Southgate is currently the reigning national hero (always a fragile status), but in fact England’s rise preceded him. The post-Taylor continental turn worked. The Premier League’s internationalisation, far from handicapping the England side, actually helped it. Protectionists grumble that only about a third of the players in the Premier League are English, but it would be more accurate to say that a massive one-third of players in the world’s richest, most competitive league are English. That works out at more than 70 English starters per match day. That’s a large enough talent pool to staff an England 11.
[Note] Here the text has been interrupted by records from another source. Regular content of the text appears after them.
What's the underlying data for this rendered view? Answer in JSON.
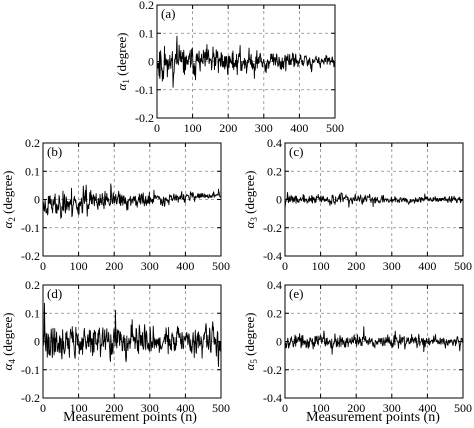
{
  "figure": {
    "xlabel_bottom": "Measurement points (n)"
  },
  "chart_data": [
    {
      "type": "line",
      "panel_label": "(a)",
      "ylabel": "α1 (degree)",
      "ylabel_base": "α",
      "ylabel_sub": "1",
      "ylabel_unit": " (degree)",
      "xlim": [
        0,
        500
      ],
      "ylim": [
        -0.2,
        0.2
      ],
      "xticks": [
        0,
        100,
        200,
        300,
        400,
        500
      ],
      "yticks": [
        -0.2,
        -0.1,
        0,
        0.1,
        0.2
      ],
      "ytick_labels": [
        "-0.2",
        "-0.1",
        "0",
        "0.1",
        "0.2"
      ],
      "grid": true,
      "series": [
        {
          "n_points": 500,
          "amplitude_start": 0.1,
          "amplitude_end": 0.03,
          "offset": 0.0,
          "seed": 11
        }
      ]
    },
    {
      "type": "line",
      "panel_label": "(b)",
      "ylabel": "α2 (degree)",
      "ylabel_base": "α",
      "ylabel_sub": "2",
      "ylabel_unit": " (degree)",
      "xlim": [
        0,
        500
      ],
      "ylim": [
        -0.2,
        0.2
      ],
      "xticks": [
        0,
        100,
        200,
        300,
        400,
        500
      ],
      "yticks": [
        -0.2,
        -0.1,
        0,
        0.1,
        0.2
      ],
      "ytick_labels": [
        "-0.2",
        "-0.1",
        "0",
        "0.1",
        "0.2"
      ],
      "grid": true,
      "series": [
        {
          "n_points": 500,
          "amplitude_start": 0.08,
          "amplitude_end": 0.015,
          "offset_start": -0.02,
          "offset_end": 0.015,
          "seed": 23
        }
      ]
    },
    {
      "type": "line",
      "panel_label": "(c)",
      "ylabel": "α3 (degree)",
      "ylabel_base": "α",
      "ylabel_sub": "3",
      "ylabel_unit": " (degree)",
      "xlim": [
        0,
        500
      ],
      "ylim": [
        -0.4,
        0.4
      ],
      "xticks": [
        0,
        100,
        200,
        300,
        400,
        500
      ],
      "yticks": [
        -0.4,
        -0.2,
        0,
        0.2,
        0.4
      ],
      "ytick_labels": [
        "-0.4",
        "-0.2",
        "0",
        "0.2",
        "0.4"
      ],
      "grid": true,
      "series": [
        {
          "n_points": 500,
          "amplitude_start": 0.06,
          "amplitude_end": 0.035,
          "offset": 0.0,
          "seed": 37
        }
      ]
    },
    {
      "type": "line",
      "panel_label": "(d)",
      "ylabel": "α4 (degree)",
      "ylabel_base": "α",
      "ylabel_sub": "4",
      "ylabel_unit": " (degree)",
      "xlim": [
        0,
        500
      ],
      "ylim": [
        -0.2,
        0.2
      ],
      "xticks": [
        0,
        100,
        200,
        300,
        400,
        500
      ],
      "yticks": [
        -0.2,
        -0.1,
        0,
        0.1,
        0.2
      ],
      "ytick_labels": [
        "-0.2",
        "-0.1",
        "0",
        "0.1",
        "0.2"
      ],
      "grid": true,
      "series": [
        {
          "n_points": 500,
          "amplitude_start": 0.1,
          "amplitude_end": 0.075,
          "offset": 0.0,
          "seed": 41
        }
      ]
    },
    {
      "type": "line",
      "panel_label": "(e)",
      "ylabel": "α5 (degree)",
      "ylabel_base": "α",
      "ylabel_sub": "5",
      "ylabel_unit": " (degree)",
      "xlim": [
        0,
        500
      ],
      "ylim": [
        -0.4,
        0.4
      ],
      "xticks": [
        0,
        100,
        200,
        300,
        400,
        500
      ],
      "yticks": [
        -0.4,
        -0.2,
        0,
        0.2,
        0.4
      ],
      "ytick_labels": [
        "-0.4",
        "-0.2",
        "0",
        "0.2",
        "0.4"
      ],
      "grid": true,
      "series": [
        {
          "n_points": 500,
          "amplitude_start": 0.09,
          "amplitude_end": 0.06,
          "offset": 0.0,
          "seed": 53
        }
      ]
    }
  ]
}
Competing with the best foreigners every week has improved English players. The switch from a mostly British league to a mostly foreign one can be dated to 1995, when the European Court of Justice’s “Bosman ruling” allowed European players to play anywhere in the EU.
Let’s compare England’s performances in the era of a British league, from 1950 to 1994, to its performances since 1998. In the “British” period to 1994, England reached the quarter finals in seven out of 20 major tournaments. By contrast, in the post-1998 “international” period, when global football has been much more competitive, it has reached six quarter finals in 12 attempts. England’s win percentage has also risen since the early 2000s. In short, foreign immigration seems to have improved the team. In English football at least, the “declinist” narrative is false.
During this tournament, the national debate around the England team has revolved around diversity. When England’s players knelt in solidarity with Black Lives Matter before the semi-final against Denmark, a few English fans booed while a majority applauded. In England’s cultural civil war between nativists and liberals, Southgate and his multi-ethnic team have chosen their side. He has spoken of “racial undertones” surrounding the Brexit campaign, and remarked that older people were “pining for something that isn’t there any more”.
Certain narratives pervade international football for decades, then die. Germany used to be cast as the ugly team that slew the beautiful ones, Brazil as the “artists” of “the beautiful game”, and Africans as future winners of the World Cup. England’s eternal failure has been one of football’s favourite stories. Should it suddenly end on Sunday, that would change the nation’s sense of self.